For decades economists have assumed that poor countries can't support capital markets. This book puts the lie to that. Its wide-ranging exploration of twentieth-century financial institutions reveals that poor countries can't develop without capital markets.
From currency management in Russia in 1918 to financial liberalization in modern-day New Zealand and Chile. The case studies of this wide-ranging exploration of financial institutions show that bridging the abyss between barter and a fully convertible currency is no less essential to economic prosperity today than it was eighty years ago.
Sound and stable currencies have been easily eroded by government interventions; repressed, fragmented financial systems have been their corollary. Undoing this damage and reestablishing the strength of a currency is far more difficult, as the recent experiences of Argentina and Chile can attest.

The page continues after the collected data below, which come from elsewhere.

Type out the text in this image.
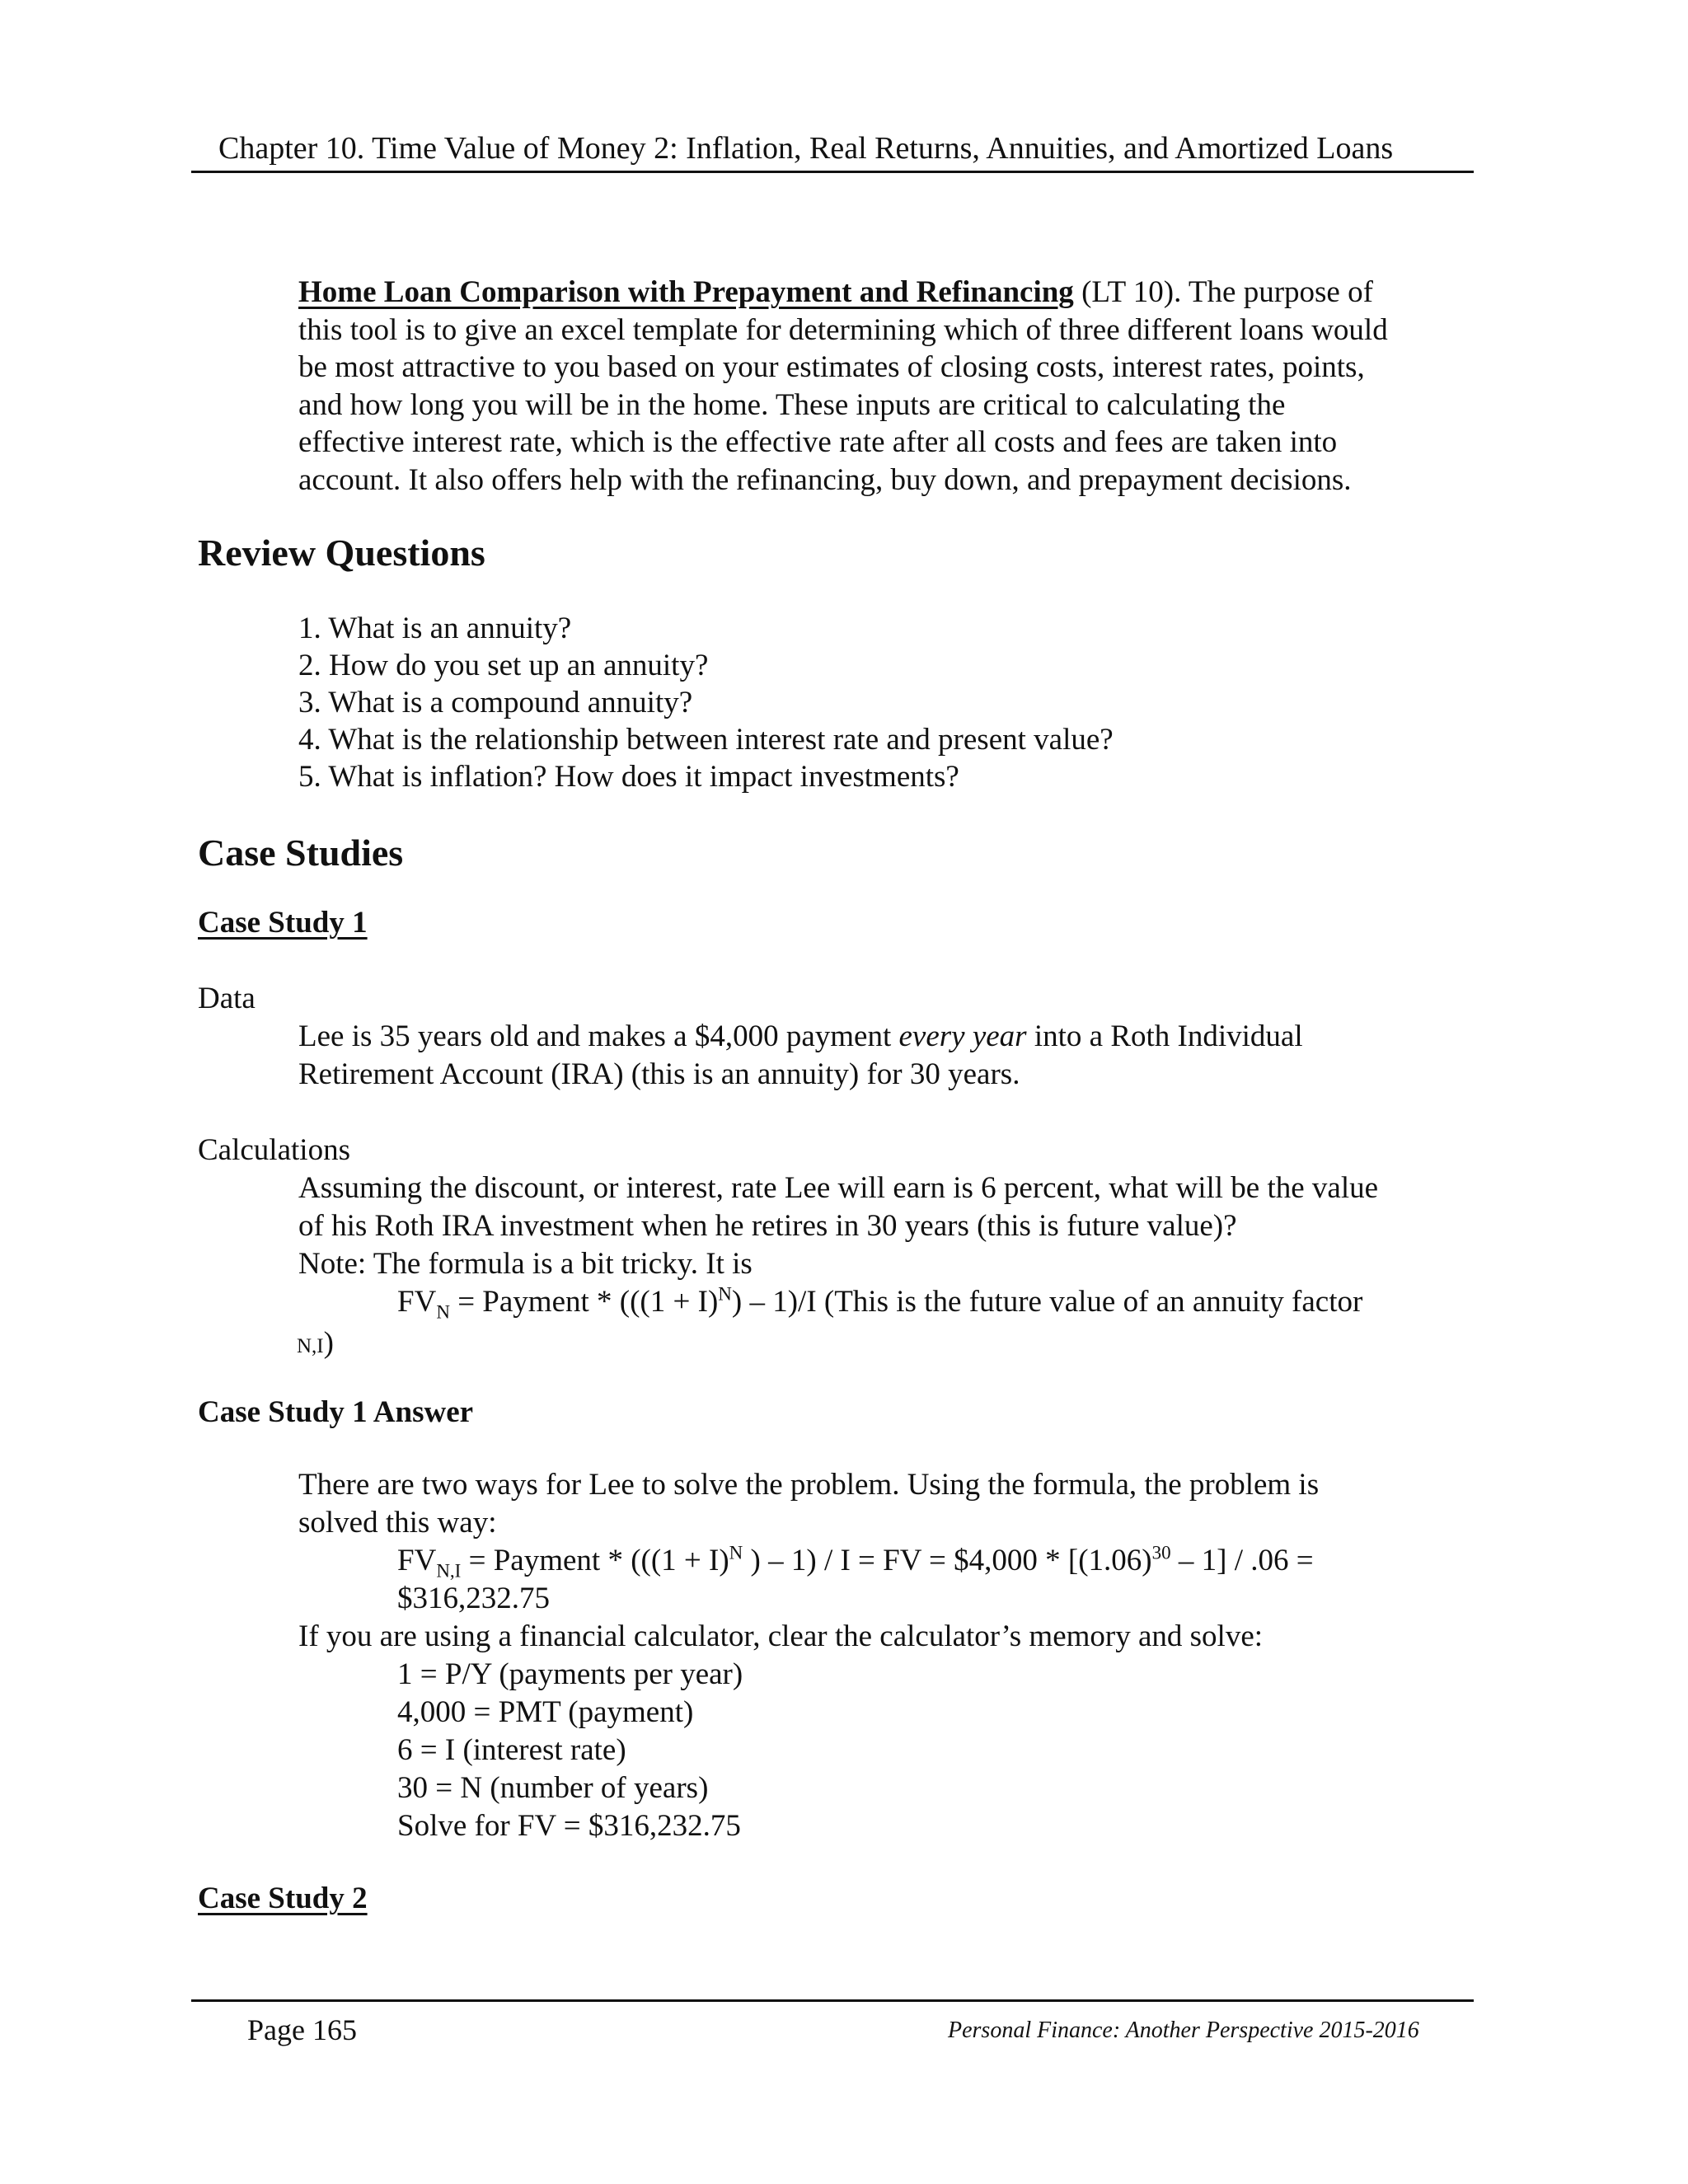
Chapter 10. Time Value of Money 2: Inflation, Real Returns, Annuities, and Amortized Loans
Home Loan Comparison with Prepayment and Refinancing (LT 10). The purpose of
this tool is to give an excel template for determining which of three different loans would
be most attractive to you based on your estimates of closing costs, interest rates, points,
and how long you will be in the home. These inputs are critical to calculating the
effective interest rate, which is the effective rate after all costs and fees are taken into
account. It also offers help with the refinancing, buy down, and prepayment decisions.
Review Questions
1. What is an annuity?
2. How do you set up an annuity?
3. What is a compound annuity?
4. What is the relationship between interest rate and present value?
5. What is inflation? How does it impact investments?
Case Studies
Case Study 1
Data
Lee is 35 years old and makes a $4,000 payment every year into a Roth Individual
Retirement Account (IRA) (this is an annuity) for 30 years.
Calculations
Assuming the discount, or interest, rate Lee will earn is 6 percent, what will be the value
of his Roth IRA investment when he retires in 30 years (this is future value)?
Note: The formula is a bit tricky. It is
$FV_N$ = Payment * $(((1 + I)^N) - 1)/I$ (This is the future value of an annuity factor
N,I)
Case Study 1 Answer
There are two ways for Lee to solve the problem. Using the formula, the problem is
solved this way:
$FV_{N,I}$ = Payment * (($(1 + I)^N$ ) – 1) / I = FV = $4,000 * $[(1.06)^{30} - 1] / .06$ =
$316,232.75
If you are using a financial calculator, clear the calculator’s memory and solve:
1 = P/Y (payments per year)
4,000 = PMT (payment)
6 = I (interest rate)
30 = N (number of years)
Solve for FV = $316,232.75
Case Study 2
Page 165	Personal Finance: Another Perspective 2015-2016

As explained in this volume, capital markets were not always critical to development. Through the nineteenth century, when the United States and other developed countries were getting that way, central banks were the exception and appreciating currencies were the rule. Today, central banks are the rule and appreciating currencies are nonexistent. So it is that capital market institutions and instruments that did not exist before the twentieth century are now required for development.
Hence this book's attention to the development of securities markets and the promise of equity finance in poor countries: in a study of the Dhaka Stock Exchange, as well as in a comprehensive "how to" and "how not to" guide for establishing new equity markets.